Home equity: If you are a homeowner with substantial equity, you can take out a second mortgage with which to repay your existing high-interest debt. The rate of interest is one of the lowest you will get since the loan is secured by the property. However, the problem is that if you default on the repayment, you could potentially end up losing your home and jeopardizing your family’s security. This is a great option if you are confident of your repayment capability, as the interest paid is also tax-deductible. The credit score of the applicant takes a back seat as the home is provided as collateral.
Be on the Alert Regarding Predatory Lenders
When borrowers have poor credit, not many of the reputed lenders are prepared to do business with them. This leaves them susceptible to lenders who charge usurious rate to take advantage of borrowers in distress. These predatory lenders are willing to work with borrowers with very low credit scores but charge interest rates that may run into three figures. Even though these lenders charge less than payday lenders, it is best not to deal with them, as there is no point in switching one set of high-interest rate debts for another high-interest rate loan.

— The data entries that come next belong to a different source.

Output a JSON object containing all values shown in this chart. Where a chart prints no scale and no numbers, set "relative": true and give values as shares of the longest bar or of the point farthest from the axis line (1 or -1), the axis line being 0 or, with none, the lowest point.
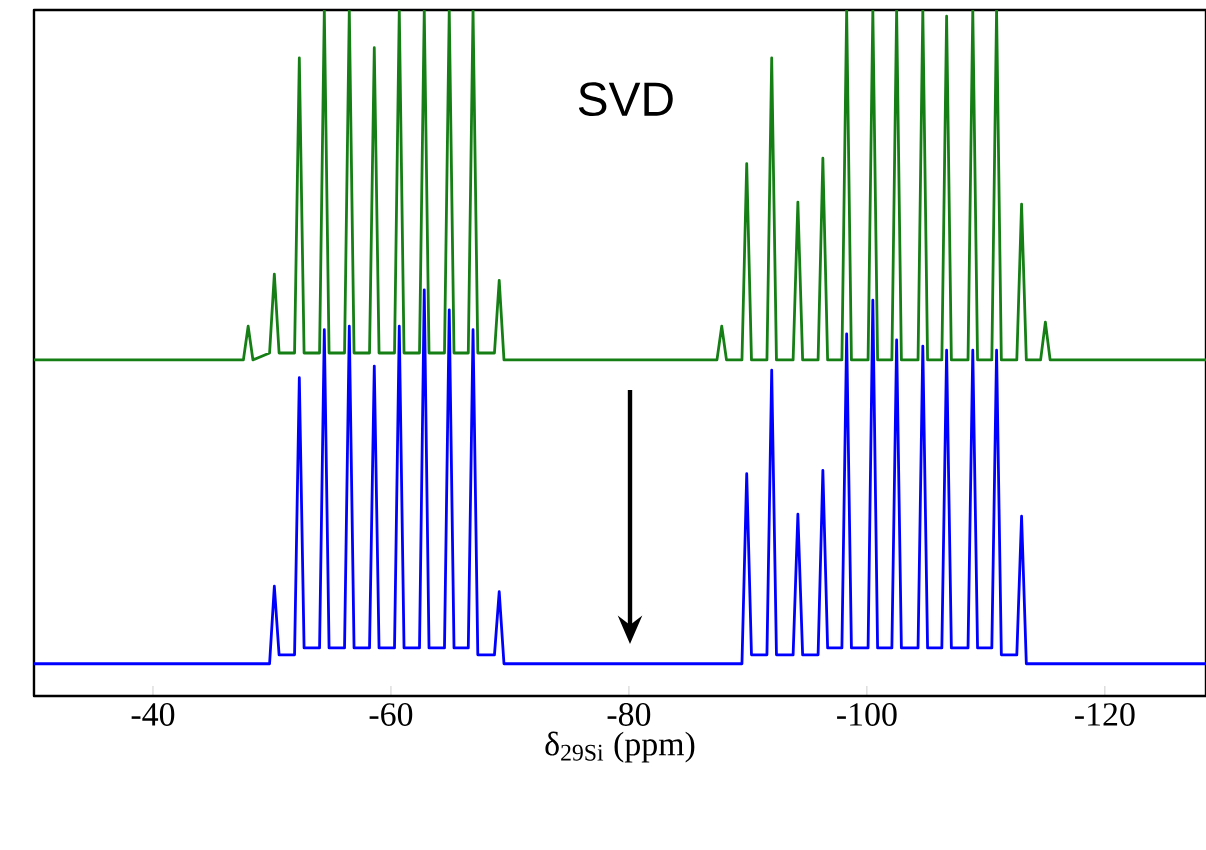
{
  "chart_data": {
    "type": "line",
    "relative": true,
    "xlabel": "δ$_{29Si}$ (ppm)",
    "annotations": [
      "SVD"
    ],
    "xlim": [
      -30,
      -128.5
    ],
    "xticks": [
      -40,
      -60,
      -80,
      -100,
      -120
    ],
    "series": [
      {
        "color": "#157f15",
        "x": [
          -30,
          -47.6,
          -48.0,
          -48.4,
          -49.8,
          -50.2,
          -50.6,
          -51.9,
          -52.3,
          -52.7,
          -54.0,
          -54.4,
          -54.8,
          -56.1,
          -56.5,
          -56.9,
          -58.2,
          -58.6,
          -59.0,
          -60.3,
          -60.7,
          -61.1,
          -62.4,
          -62.8,
          -63.2,
          -64.5,
          -64.9,
          -65.3,
          -66.5,
          -66.9,
          -67.3,
          -68.7,
          -69.1,
          -69.5,
          -87.4,
          -87.8,
          -88.2,
          -89.5,
          -89.9,
          -90.3,
          -91.6,
          -92.0,
          -92.4,
          -93.8,
          -94.2,
          -94.6,
          -95.9,
          -96.3,
          -96.7,
          -97.9,
          -98.3,
          -98.7,
          -100.1,
          -100.5,
          -100.9,
          -102.1,
          -102.5,
          -102.9,
          -104.3,
          -104.7,
          -105.1,
          -106.3,
          -106.7,
          -107.1,
          -108.5,
          -108.9,
          -109.3,
          -110.5,
          -110.9,
          -111.3,
          -112.6,
          -113.0,
          -113.4,
          -114.6,
          -115.0,
          -115.4,
          -128.5
        ],
        "values": [
          0.49,
          0.49,
          0.539,
          0.49,
          0.5,
          0.615,
          0.5,
          0.5,
          0.93,
          0.5,
          0.5,
          1,
          0.5,
          0.5,
          1,
          0.5,
          0.5,
          0.945,
          0.5,
          0.5,
          1,
          0.5,
          0.5,
          1,
          0.5,
          0.5,
          1,
          0.5,
          0.5,
          1,
          0.5,
          0.5,
          0.606,
          0.49,
          0.49,
          0.539,
          0.49,
          0.49,
          0.776,
          0.49,
          0.49,
          0.93,
          0.49,
          0.49,
          0.72,
          0.49,
          0.49,
          0.784,
          0.49,
          0.49,
          1,
          0.49,
          0.49,
          1,
          0.49,
          0.49,
          1,
          0.49,
          0.49,
          1,
          0.49,
          0.49,
          0.991,
          0.49,
          0.49,
          1,
          0.49,
          0.49,
          1,
          0.49,
          0.49,
          0.717,
          0.49,
          0.49,
          0.545,
          0.49,
          0.49
        ]
      },
      {
        "color": "#0000ff",
        "x": [
          -30,
          -49.8,
          -50.2,
          -50.6,
          -51.9,
          -52.3,
          -52.7,
          -54.0,
          -54.4,
          -54.8,
          -56.1,
          -56.5,
          -56.9,
          -58.2,
          -58.6,
          -59.0,
          -60.3,
          -60.7,
          -61.1,
          -62.4,
          -62.8,
          -63.2,
          -64.5,
          -64.9,
          -65.3,
          -66.5,
          -66.9,
          -67.3,
          -68.7,
          -69.1,
          -69.5,
          -89.5,
          -89.9,
          -90.3,
          -91.6,
          -92.0,
          -92.4,
          -93.8,
          -94.2,
          -94.6,
          -95.9,
          -96.3,
          -96.7,
          -97.9,
          -98.3,
          -98.7,
          -100.1,
          -100.5,
          -100.9,
          -102.1,
          -102.5,
          -102.9,
          -104.3,
          -104.7,
          -105.1,
          -106.3,
          -106.7,
          -107.1,
          -108.5,
          -108.9,
          -109.3,
          -110.5,
          -110.9,
          -111.3,
          -112.6,
          -113.0,
          -113.4,
          -128.5
        ],
        "values": [
          0.047,
          0.047,
          0.16,
          0.06,
          0.06,
          0.464,
          0.07,
          0.07,
          0.534,
          0.07,
          0.07,
          0.539,
          0.07,
          0.07,
          0.481,
          0.07,
          0.07,
          0.539,
          0.07,
          0.07,
          0.592,
          0.07,
          0.07,
          0.563,
          0.07,
          0.07,
          0.534,
          0.06,
          0.06,
          0.152,
          0.047,
          0.047,
          0.324,
          0.06,
          0.06,
          0.475,
          0.06,
          0.06,
          0.265,
          0.06,
          0.06,
          0.329,
          0.07,
          0.07,
          0.528,
          0.07,
          0.07,
          0.577,
          0.07,
          0.07,
          0.519,
          0.07,
          0.07,
          0.51,
          0.07,
          0.07,
          0.504,
          0.07,
          0.07,
          0.504,
          0.07,
          0.07,
          0.504,
          0.06,
          0.06,
          0.262,
          0.047,
          0.047
        ]
      }
    ]
  }
}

It can be really difficult for borrowers with poor credit scores to get a loan that makes debt consolidation feasible. They will not be eligible for the zero-percent balance transfer loans or bank loans at a reasonable rate of interest. Their best hope is to try and convince the loan office of the local credit union that their dire straits are temporary and with their cooperation, they will be able to put their financial lives back in order. If they have substantial equity in their homes, a home equity loan or home equity line of credit could be the best option if they can assure themselves that they will not default and put their property at risk of foreclosure.